Graeme Flegenheimer on Monday launched a Kickstarter seeking $50,000 to help fund the $300,000 endeavor. So far he's received thousands of dollars. But he's also received something less desirable: a social media skewering reflective of the dynamics at play in a "resurgent" city comprised mostly of have-nots.
Flegenheimer comes from money, and apparently, some Detroiters do not like seeing people with money ask for money, even if the contributions are voluntary and will be rewarded with some sort of prize.
But Flegenheimer, who is from Vermont by way of LA and a descendent of the founders of Pioneer and Big Chief Sugar, says the crowdsourcing campaign is necessary because he cannot get a loan or fully self-finance the effort. He'll also seek grant funding through Motor City Match. The Vernor Cafe, Flegenheimer says, is not a money-making venture, but primarily an effort to do good and give back to the community that has played home to his music venue next door.
Still, complaints over how he'll finance the site have opened up a broader debate over the role of new businesses established by outsiders in neighborhoods with strong ethnic identities like Southwest. Residents expressed their concerns on Facebook:
Original post:
I would be happier about this if I didn't know first hand how +90% of our Southwest Detroit residents don't feel as if El Club is for them.
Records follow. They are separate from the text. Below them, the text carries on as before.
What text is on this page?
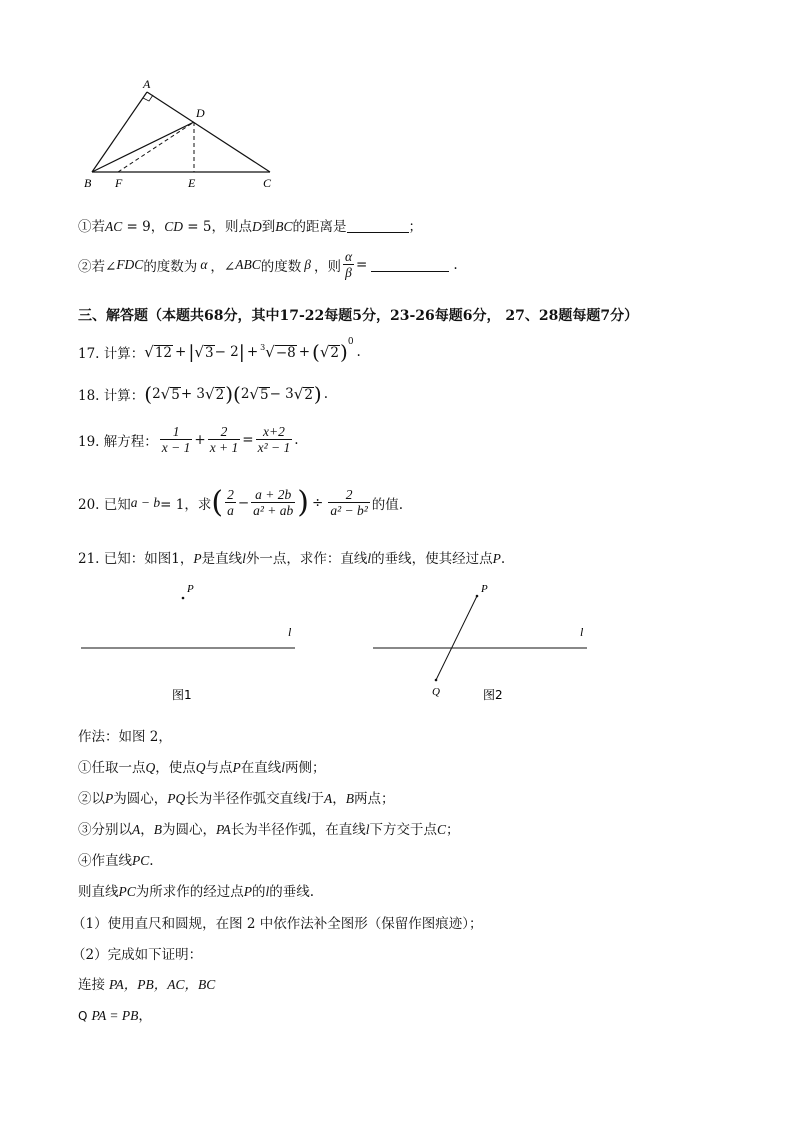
A
D
B F	E	C
①若AC = 9，CD = 5，则点D到BC的距离是	；
②若∠ FDC 的度数为 α ，∠ ABC 的度数 β ，则 $\frac{\alpha}{\beta}$ =	.
三、解答题（本题共68分，其中17-22每题5分，23-26每题6分， 27、28题每题7分）
17. 计算： √ 12 + | √ 3 − 2 | + 3 √ −8 + ( √ 2 ) 0
.
18. 计算： ( 2 √ 5 + 3 √ 2 ) ( 2 √ 5 − 3 √ 2 ) .
19. 解方程： $\frac{1}{x - 1} + \frac{2}{x + 1} = \frac{x+2}{\text{x² − 1}}$ .
20. 已知 a − b = 1，求 ( $\frac{2}{a} - \frac{a + 2b}{\text{a² + ab}}$ ) ÷ $\frac{2}{\text{a² − b²}}$ 的值.
21. 已知：如图1，P是直线l外一点，求作：直线l的垂线，使其经过点P.
P
l
图1
P
l
Q	图2
作法：如图 2，
①任取一点Q，使点Q与点P在直线l两侧；
②以P为圆心，PQ长为半径作弧交直线l于A，B两点；
③分别以A，B为圆心，PA长为半径作弧，在直线l下方交于点C；
④作直线PC.
则直线PC为所求作的经过点P的l的垂线.
（1）使用直尺和圆规，在图 2 中依作法补全图形（保留作图痕迹）；
（2）完成如下证明：
连接 PA，PB，AC，BC
Q PA = PB，
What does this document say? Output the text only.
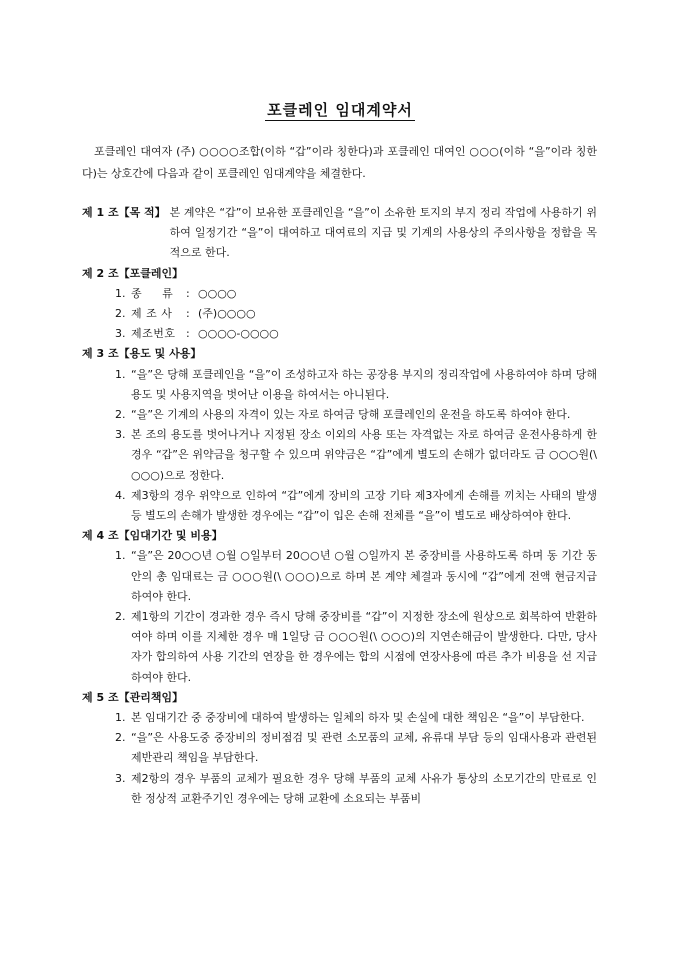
포클레인 임대계약서
포클레인 대여자 (주) ○○○○조합(이하 “갑”이라 칭한다)과 포클레인 대여인 ○○○(이하 “을”이라 칭한다)는 상호간에 다음과 같이 포클레인 임대계약을 체결한다.
제 1 조【목 적】 본 계약은 “갑”이 보유한 포클레인을 “을”이 소유한 토지의 부지 정리 작업에 사용하기 위하여 일정기간 “을”이 대여하고 대여료의 지급 및 기계의 사용상의 주의사항을 정함을 목적으로 한다.
제 2 조【포클레인】
1. 종     류	: ○○○○
2. 제 조 사	: (주)○○○○
3. 제조번호 : ○○○○-○○○○
제 3 조【용도 및 사용】
1. “을”은 당해 포클레인을 “을”이 조성하고자 하는 공장용 부지의 정리작업에 사용하여야 하며 당해 용도 및 사용지역을 벗어난 이용을 하여서는 아니된다.
2. “을”은 기계의 사용의 자격이 있는 자로 하여금 당해 포클레인의 운전을 하도록 하여야 한다.
3. 본 조의 용도를 벗어나거나 지정된 장소 이외의 사용 또는 자격없는 자로 하여금 운전사용하게 한 경우 “갑”은 위약금을 청구할 수 있으며 위약금은 “갑”에게 별도의 손해가 없더라도 금 ○○○원(\ ○○○)으로 정한다.
4. 제3항의 경우 위약으로 인하여 “갑”에게 장비의 고장 기타 제3자에게 손해를 끼치는 사태의 발생 등 별도의 손해가 발생한 경우에는 “갑”이 입은 손해 전체를 “을”이 별도로 배상하여야 한다.
제 4 조【임대기간 및 비용】
1. “을”은 20○○년 ○월 ○일부터 20○○년 ○월 ○일까지 본 중장비를 사용하도록 하며 동 기간 동안의 총 임대료는 금 ○○○원(\ ○○○)으로 하며 본 계약 체결과 동시에 “갑”에게 전액 현금지급하여야 한다.
2. 제1항의 기간이 경과한 경우 즉시 당해 중장비를 “갑”이 지정한 장소에 원상으로 회복하여 반환하여야 하며 이를 지체한 경우 매 1일당 금 ○○○원(\ ○○○)의 지연손해금이 발생한다. 다만, 당사자가 합의하여 사용 기간의 연장을 한 경우에는 합의 시점에 연장사용에 따른 추가 비용을 선 지급하여야 한다.
제 5 조【관리책임】
1. 본 임대기간 중 중장비에 대하여 발생하는 일체의 하자 및 손실에 대한 책임은 “을”이 부담한다.
2. “을”은 사용도중 중장비의 정비점검 및 관련 소모품의 교체, 유류대 부담 등의 임대사용과 관련된 제반관리 책임을 부담한다.
3. 제2항의 경우 부품의 교체가 필요한 경우 당해 부품의 교체 사유가 통상의 소모기간의 만료로 인한 정상적 교환주기인 경우에는 당해 교환에 소요되는 부품비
When a neighbor tells you they don't want to go with you to a show because they don't feel comfortable, who's at fault? How can we develop inclusively? How can we make it inviting and beneficial to those who have kept up the community you're moving in and the people who are being pushed out?
Comment:
Sadly, places like this bring in those who find coming to SWD an adventure.
Comment:
Original poster responds:Went to El Club for the first time the other week. I really irks me how they appropriate aspects of Chicano/Latino culture as "aesthetic" for the club.
The grill of a classic Cadillac is hanging above the bar. They're not celebrating the culture so much as commodifying it.
I think we're ready for it, we're ready to do it, but this ain't us doing it. There's something to be said about who we're letting lead and benefit.
The tensions run high because, according to lifelong Southwest resident and Damon J. Keith Center for Civil Rights Race and Journalism fellow Martina Guzman, many in the community view El Club and its expansion as a harbinger of the gentrification wave that's gobbled up whole neighborhoods throughout the city in recent years.
"I've seen Latinos who've grown up in this neighborhood and want to get out of their parents house and rent a place be completely priced out," says Guzman. "They’ve seen this happen in other neighborhoods, they’ve seen [part of their] neighborhood start to be called Corktown ... so they see this encroachment, and when you begin to erode identity, it's very problematic."
But Guzman says with the community center/cafe expansion, she would like to see Flegenheimer go a bit further than he has with the venue.
"One of the big issues in Detroit is that people build things thinking they're great but they don’t take the community into consideration," says Guzman. "You [have to ask] does the community want this, will they be involved in the construction or will they be employed there. If only one group of people is benefiting, then that’s not fair to the community in which the business sits. And that kind of inequality is what creates tension in the city of Detroit."
She says she'd also like to see the Vernor Cafe hire Latino staff specifically for front-of-the-house positions to help locals feel welcome.
What he probably doesn't want to hear (or see) is people who won't be involved rush to judgment about him and his intentions on social media.
"It's funny," he said in an email to Metro Times. "People just want to be mad & envision their own narrative of me & not budge...But I am open & want to serve the neighborhood."
Herrada suspects there is a separate dynamic at play as some people eye the Vernor Cafe site with reproach.
"People who have [moved here] more recently often take on the appropriation of gentrification," she says. "I will see a lot of people who may be here for six months longer than somebody else claim the other person is a gentrifier."